In an October 6, 2020 Premia Partners Insight, we predicted that China would likely beat the then prevailing Bloomberg consensus of 2.0% GDP growth. Our forecast then was for 2.4% GDP growth. China has just announced its full year GDP growth rate at 2.3%.

8% GDP growth our forecast for 2021. Looking ahead, we are expecting around 8.0% GDP growth for China in 2021, against around 3% for the United States, 4.0% for the Euro Area, and 2.0% for Japan. The caveat and assumption are that China continues to successfully contain COVID-19 clusters that may break out from time to time.

China as world’s #1 economy by 2028? Continued effective management of the pandemic will then likely set China up to overtake the US as the world’s largest economy in US Dollar terms a year earlier than we had anticipated middle of last year. In an Insight published on May 13, 2020 , we wrote that Chinese economy should overtake the US economy by 2029 or 2030, depending on growth rate assumptions.
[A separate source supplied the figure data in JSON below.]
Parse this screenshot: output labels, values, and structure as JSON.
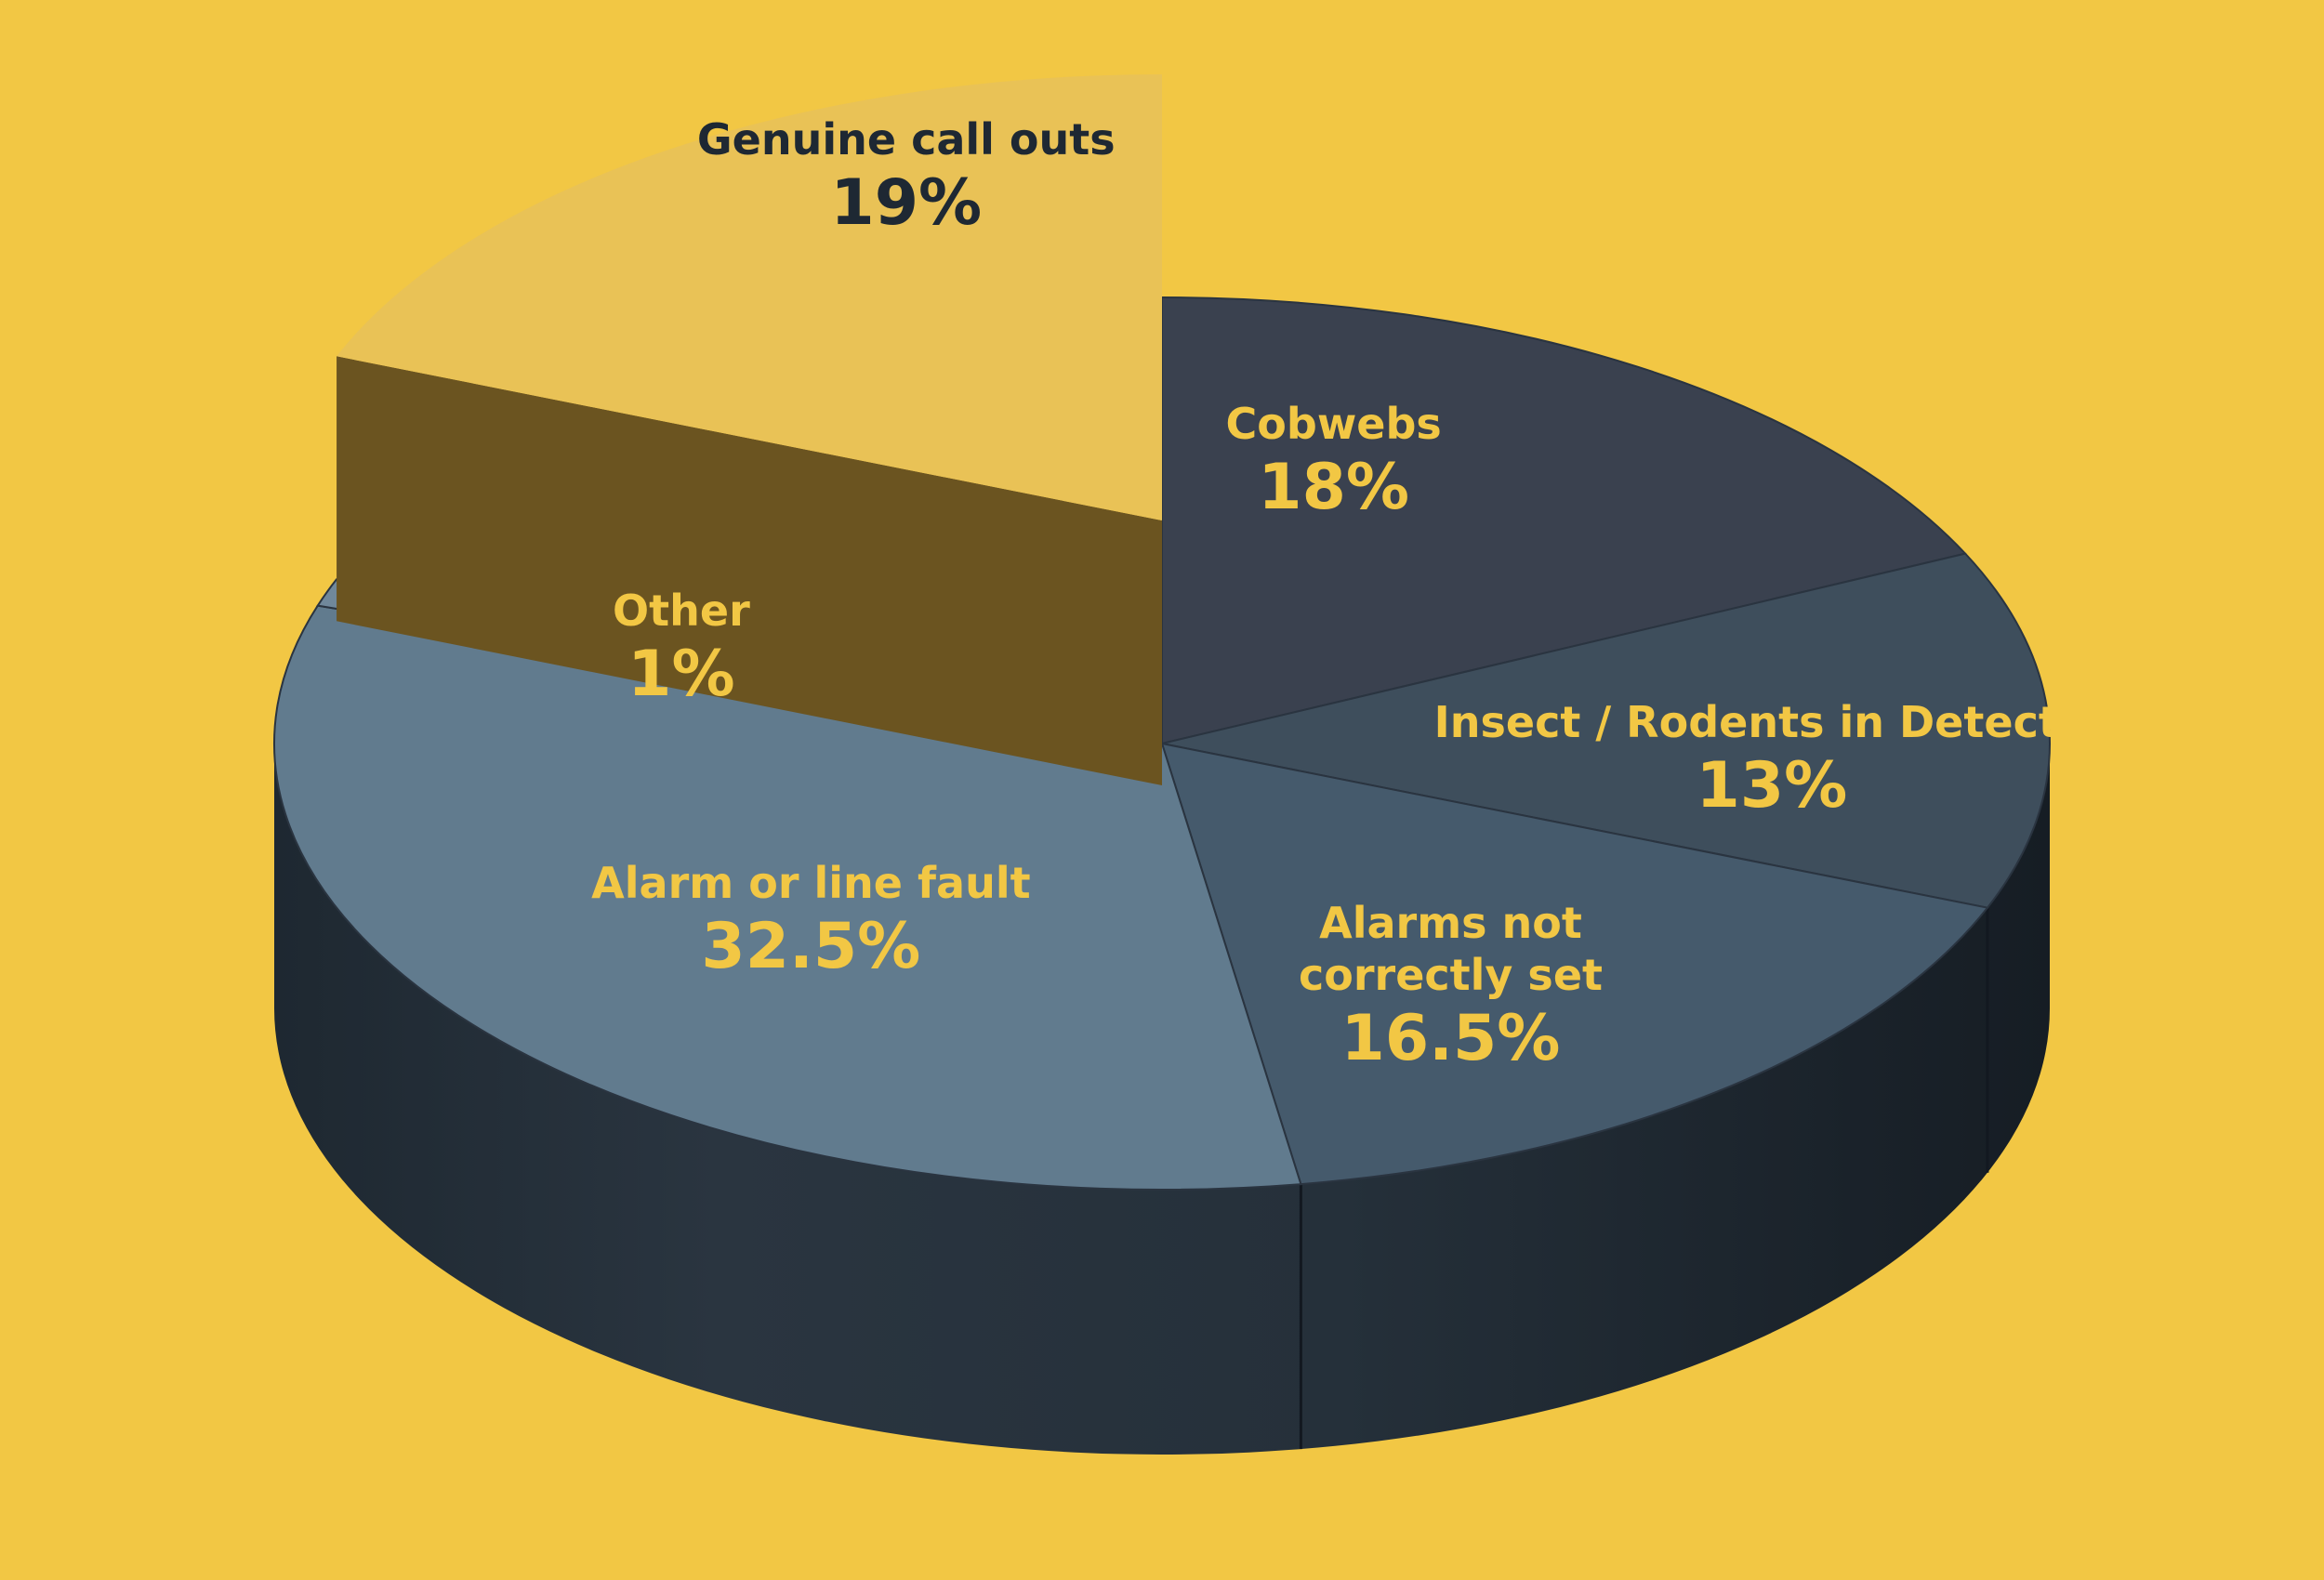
{
  "chart_data": {
    "type": "pie",
    "title": "",
    "slices": [
      {
        "label": "Cobwebs",
        "value_label": "18%",
        "value": 18,
        "color": "#3a414f",
        "text_color": "#f2c744"
      },
      {
        "label": "Insect / Rodents in Detector",
        "value_label": "13%",
        "value": 13,
        "color": "#3e4e5c",
        "text_color": "#f2c744"
      },
      {
        "label": "Alarms not correctly set",
        "value_label": "16.5%",
        "value": 16.5,
        "color": "#455a6c",
        "text_color": "#f2c744"
      },
      {
        "label": "Alarm or line fault",
        "value_label": "32.5%",
        "value": 32.5,
        "color": "#617b8e",
        "text_color": "#f2c744"
      },
      {
        "label": "Other",
        "value_label": "1%",
        "value": 1,
        "color": "#70889b",
        "text_color": "#f2c744"
      },
      {
        "label": "Genuine call outs",
        "value_label": "19%",
        "value": 19,
        "color": "#e9c256",
        "text_color": "#1e2833",
        "exploded": true
      }
    ],
    "style": "3d-exploded",
    "background": "#f2c744",
    "side_color": "#25303a"
  }
}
We are now shortening that “catch-up” period by a year – to 2028 (on an optimistic growth assumption) or 2029 (on more cautious assumptions).

Notably, prominent UK-based economics consultancy, the Centre for Economics and Business Research (CEBR) recently predicted much the same.

In its “World Economic League Table 2021”, published on December 26, 2020, CEBR said: “The skillful management of the pandemic and the hits to long term growth in the West mean that China’s relative economic performance has improved. We now think that the Chinese economy in dollar terms will overtake the US economy in 2028, a full 5 years earlier than we thought last year.”

4Q20 sets a cracking pace for 2021. Significantly, 4Q20 GDP came in at 6.5% y/y, gathering momentum from 3.2% in 2Q20 and 4.9% in 3Q20 (figure 1). In contrast, the US economy spent 2Q20 and 3Q20 deep in negative territory, with contractions of -9.0% in 2Q20 and -2.8% in 3Q20, compared to the same quarter in the previous year. 4Q20 US GDP data had not yet been released at the time of writing.

Sources of economic growth all pointing up. Retail sales growth, while pointing upwards, is still below pre-pandemic levels. Fixed asset investment growth kicked back up, but was kept relatively modest at 2.9% y/y, avoiding concerns of renewed “over-investment”.

The indispensable heart of global supply chains. Industrial production growth has moved back to pre-pandemic levels, and remarkably, in the midst of a trade war with the United States, China’s export growth shot the proverbial lights out, breaking way above pre-pandemic levels (figure 2). As a result, China’s trade surplus hit a historic high of US$78.2 billion (figure 3).

This was made even more remarkable by a stunning 6.7% rise in the value of the CNY against the USD, which should have weighed against China’s export growth. All of which – amidst a trade war – raises important points about China’s competitiveness and China as the indispensable heart of global supply chains and manufacturing.

By the way, as Donald Trump (who reckoned “trade wars are easy to win”) retires to his golf course in Florida, he might note that China’s trade surplus with the US reached another record of US$317 billion in 2020.